Several months before they even disappeared, concerns had been raised by the school about the relationship between Sussex schoolgirl Megan Stammers and her maths teacher Jeremy Forrest.
But what guidance is given by Nottinghamshire County Council to teachers to protect pupils and ensure that their relationships with teachers are always proper?
Coun Philip Owen, Nottinghamshire County Council’s committee chairman for children and young people’s services writes for Chad to explain the council’s policy.
Schools are responsible for the safety and well-being of all children in their care. And every adult working in a school is responsible and accountable for their own behaviour.
All teachers receive basic training in safeguarding and the welfare of children as part of their initial training. What we at Nottinghamshire County Council do is provide additional training for headteachers and those nominated in schools to take care of students.
If schools do suspect that a relationship is developing or improper conduct has taken place, then we also give advice and guidance. All schools know that they should be contacting us where an incident has taken place that their designated officer from the local authority needs to know about.

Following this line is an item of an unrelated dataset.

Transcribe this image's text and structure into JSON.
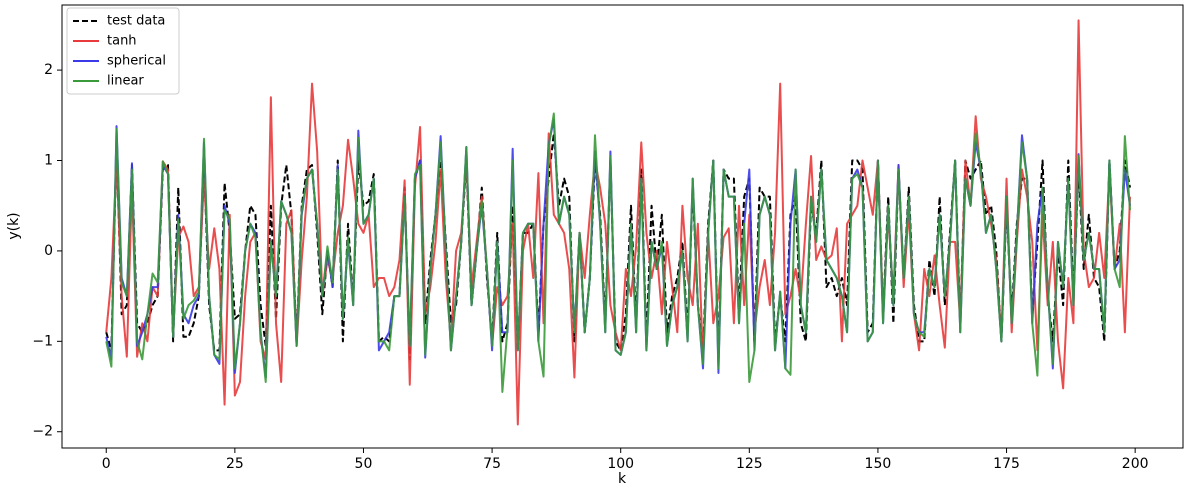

But what’s key is that all schools and teachers know there are proper boundaries between themselves and all pupils irrespective of their age and gender.
Good advice is that teachers shouldn’t do anything that could lead any reasonable person to doubt their motives. If they keep to this, then their behaviour won’t give rise to any suspicions.
Teachers shouldn’t flirt, misconduct themselves or allow themselves to be tempted to do anything that is illegal and ruinous to their career.
It’s important to keep professional distance and know your boundaries. And teachers should understand that young people are vulnerable and that they’re in a position of trust and responsibility that should never be abused.
All children under 18 are protected in law and no teacher should ever take advantage.
If a teacher observes anything in school which gives them cause for doubt, they should always report it to their line manager. And if the school feels that a situation is untoward, they’re under a duty to contact us, no matter what kind of school or academy they are. We have a designated officer who will give close advice and support on exactly what they should do.
The nature of this advice will obviously depend on the circumstances – it might be helping the school with its investigations or guidance about involving Children’s Social Care or the police.
Situations such as Megan’s do occur, but I believe that in reality they’re rare which is probably what’s fuelled the media fascination with the Sussex case.
There may be attraction from time to time, but without exception, teachers need to behave professionally and never allow themselves to be tempted.